12 Wanneer ghy sult ge-eyndight hebben alle tienden uwes inkomens te vertienen, in het derde jaer, zijnde een jaer der tienden: dan sult ghy den Levijt, den vreemdelingh, den weese, ende der weduwe geven, dat sy in uwe poorten eten, ende verzadight worden.
13 Ende ghy sult voor het aengesichte des HEEREN uwes Godts seggen; Ick heb het heylige uyt den huyse wech genomen, ende hebbe het oock den Levijt, ende den vreemdelingh, den weese, ende der weduwe gegeven, na alle uwe geboden, die ghy my geboden hebt: ick en heb niets van uwe geboden over getreden, ende niets vergeten.
14 Ick en hebbe daer van niet gegeten in mijn leet, ende hebbe daer van niets wech genomen tot yets onreyns, noch daer van gegeven tot eenen dooden: ick ben der stemme des HEEREN mijnes Godts gehoorsaem geweest, ick hebbe gedaen na alles, dat ghy my geboden hebt.
15 Siet nederwaerts van uwe heylige wooninge, van den hemel, ende zegent u volck, den Israël, ende het lant, dat ghy ons gegeven hebt: gelijck als ghy onsen vaderen gesworen hebt; een lant van melck ende honigh vloeijende.
16 Te desen dage gebiedt u de HEERE uwe Godt dese insettingen ende rechten te doen: houdt dan ende doet deselve, met u gantsche herte, ende met uwe gantsche ziele.

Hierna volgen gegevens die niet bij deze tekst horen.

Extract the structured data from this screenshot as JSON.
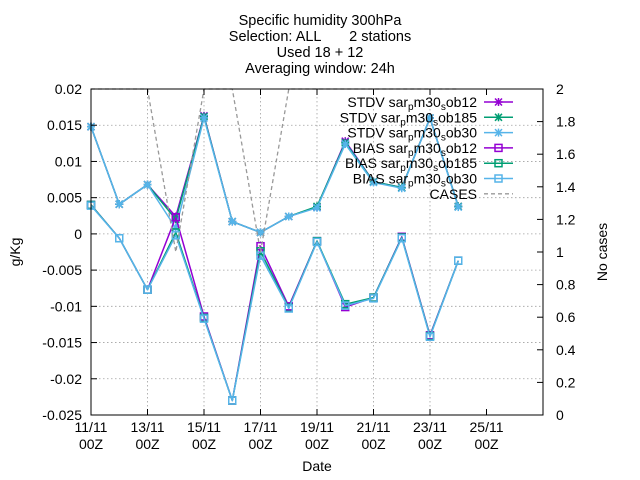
{
  "chart_data": {
    "type": "line",
    "title": [
      "Specific humidity 300hPa",
      "Selection: ALL       2 stations",
      "Used 18 + 12",
      "Averaging window: 24h"
    ],
    "xlabel": "Date",
    "ylabel": "g/Kg",
    "y2label": "No cases",
    "xlim": [
      0,
      16
    ],
    "ylim": [
      -0.025,
      0.02
    ],
    "y2lim": [
      0,
      2
    ],
    "x_ticks": [
      {
        "x": 0,
        "label": [
          "11/11",
          "00Z"
        ]
      },
      {
        "x": 2,
        "label": [
          "13/11",
          "00Z"
        ]
      },
      {
        "x": 4,
        "label": [
          "15/11",
          "00Z"
        ]
      },
      {
        "x": 6,
        "label": [
          "17/11",
          "00Z"
        ]
      },
      {
        "x": 8,
        "label": [
          "19/11",
          "00Z"
        ]
      },
      {
        "x": 10,
        "label": [
          "21/11",
          "00Z"
        ]
      },
      {
        "x": 12,
        "label": [
          "23/11",
          "00Z"
        ]
      },
      {
        "x": 14,
        "label": [
          "25/11",
          "00Z"
        ]
      }
    ],
    "y_ticks": [
      "0.02",
      "0.015",
      "0.01",
      "0.005",
      "0",
      "-0.005",
      "-0.01",
      "-0.015",
      "-0.02",
      "-0.025"
    ],
    "y2_ticks": [
      "2",
      "1.8",
      "1.6",
      "1.4",
      "1.2",
      "1",
      "0.8",
      "0.6",
      "0.4",
      "0.2",
      "0"
    ],
    "grid": true,
    "legend_position": "top-right",
    "series": [
      {
        "name_parts": [
          "STDV sar",
          "p",
          "m30",
          "s",
          "ob12"
        ],
        "color": "#9400d3",
        "marker": "x",
        "axis": "y1",
        "x": [
          0,
          1,
          2,
          3,
          4,
          5,
          6,
          7,
          8,
          9,
          10,
          11,
          12,
          13
        ],
        "y": [
          0.0148,
          0.0041,
          0.0068,
          0.0024,
          0.0163,
          0.0017,
          0.0002,
          0.0024,
          0.0037,
          0.0128,
          0.0072,
          0.0064,
          0.016,
          0.0038
        ]
      },
      {
        "name_parts": [
          "STDV sar",
          "p",
          "m30",
          "s",
          "ob185"
        ],
        "color": "#009e73",
        "marker": "x",
        "axis": "y1",
        "x": [
          0,
          1,
          2,
          3,
          4,
          5,
          6,
          7,
          8,
          9,
          10,
          11,
          12,
          13
        ],
        "y": [
          0.0148,
          0.0041,
          0.0068,
          0.002,
          0.0162,
          0.0017,
          0.0002,
          0.0024,
          0.0038,
          0.0126,
          0.0072,
          0.0064,
          0.016,
          0.0038
        ]
      },
      {
        "name_parts": [
          "STDV sar",
          "p",
          "m30",
          "s",
          "ob30"
        ],
        "color": "#56b4e9",
        "marker": "x",
        "axis": "y1",
        "x": [
          0,
          1,
          2,
          3,
          4,
          5,
          6,
          7,
          8,
          9,
          10,
          11,
          12,
          13
        ],
        "y": [
          0.0148,
          0.0041,
          0.0068,
          0.0008,
          0.016,
          0.0017,
          0.0002,
          0.0024,
          0.0036,
          0.0124,
          0.0071,
          0.0063,
          0.016,
          0.0037
        ]
      },
      {
        "name_parts": [
          "BIAS sar",
          "p",
          "m30",
          "s",
          "ob12"
        ],
        "color": "#9400d3",
        "marker": "square",
        "axis": "y1",
        "x": [
          0,
          1,
          2,
          3,
          4,
          5,
          6,
          7,
          8,
          9,
          10,
          11,
          12,
          13
        ],
        "y": [
          0.004,
          -0.0006,
          -0.0077,
          0.0023,
          -0.0114,
          -0.023,
          -0.0017,
          -0.01,
          -0.001,
          -0.0101,
          -0.0088,
          -0.0004,
          -0.014,
          -0.0037
        ]
      },
      {
        "name_parts": [
          "BIAS sar",
          "p",
          "m30",
          "s",
          "ob185"
        ],
        "color": "#009e73",
        "marker": "square",
        "axis": "y1",
        "x": [
          0,
          1,
          2,
          3,
          4,
          5,
          6,
          7,
          8,
          9,
          10,
          11,
          12,
          13
        ],
        "y": [
          0.004,
          -0.0006,
          -0.0077,
          0.0002,
          -0.0116,
          -0.023,
          -0.0024,
          -0.0102,
          -0.001,
          -0.0097,
          -0.0088,
          -0.0005,
          -0.0141,
          -0.0037
        ]
      },
      {
        "name_parts": [
          "BIAS sar",
          "p",
          "m30",
          "s",
          "ob30"
        ],
        "color": "#56b4e9",
        "marker": "square",
        "axis": "y1",
        "x": [
          0,
          1,
          2,
          3,
          4,
          5,
          6,
          7,
          8,
          9,
          10,
          11,
          12,
          13
        ],
        "y": [
          0.0039,
          -0.0006,
          -0.0077,
          -0.0002,
          -0.0117,
          -0.023,
          -0.003,
          -0.0103,
          -0.0011,
          -0.0099,
          -0.0089,
          -0.0006,
          -0.0142,
          -0.0037
        ]
      },
      {
        "name_parts": [
          "CASES"
        ],
        "color": "#999999",
        "marker": "none",
        "dashed": true,
        "axis": "y2",
        "x": [
          0,
          1,
          2,
          3,
          4,
          5,
          6,
          7,
          8,
          9,
          10,
          11,
          12,
          13
        ],
        "y": [
          2,
          2,
          2,
          1,
          2,
          2,
          1,
          2,
          2,
          2,
          2,
          2,
          2,
          2
        ]
      }
    ]
  }
}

17 Heden hebt ghy den HEERE doen seggen, dat hy u tot eenen Godt sal zijn, ende dat ghy sult wandelen in sijne wegen, ende houden sijne insettingen, ende sijne geboden, ende sijne rechten, ende dat ghy sijner stemme sult gehoorsaem zijn.
18 Ende de HEERE heeft u heden doen seggen, dat ghy hem tot een volck des eygendoms sult zijn, gelijck als hy u gesproken heeft, ende dat ghy alle sijne geboden sult houden.
19 Op dat hy u alsoo boven alle de volcken, die hy gemaeckt heeft, hoogh sette, tot lof, ende tot eenen name, ende tot heerlickheyt: ende op dat ghy een heyligh volck zijt den HEERE uwen Gode, gelijck als hy gesproken heeft.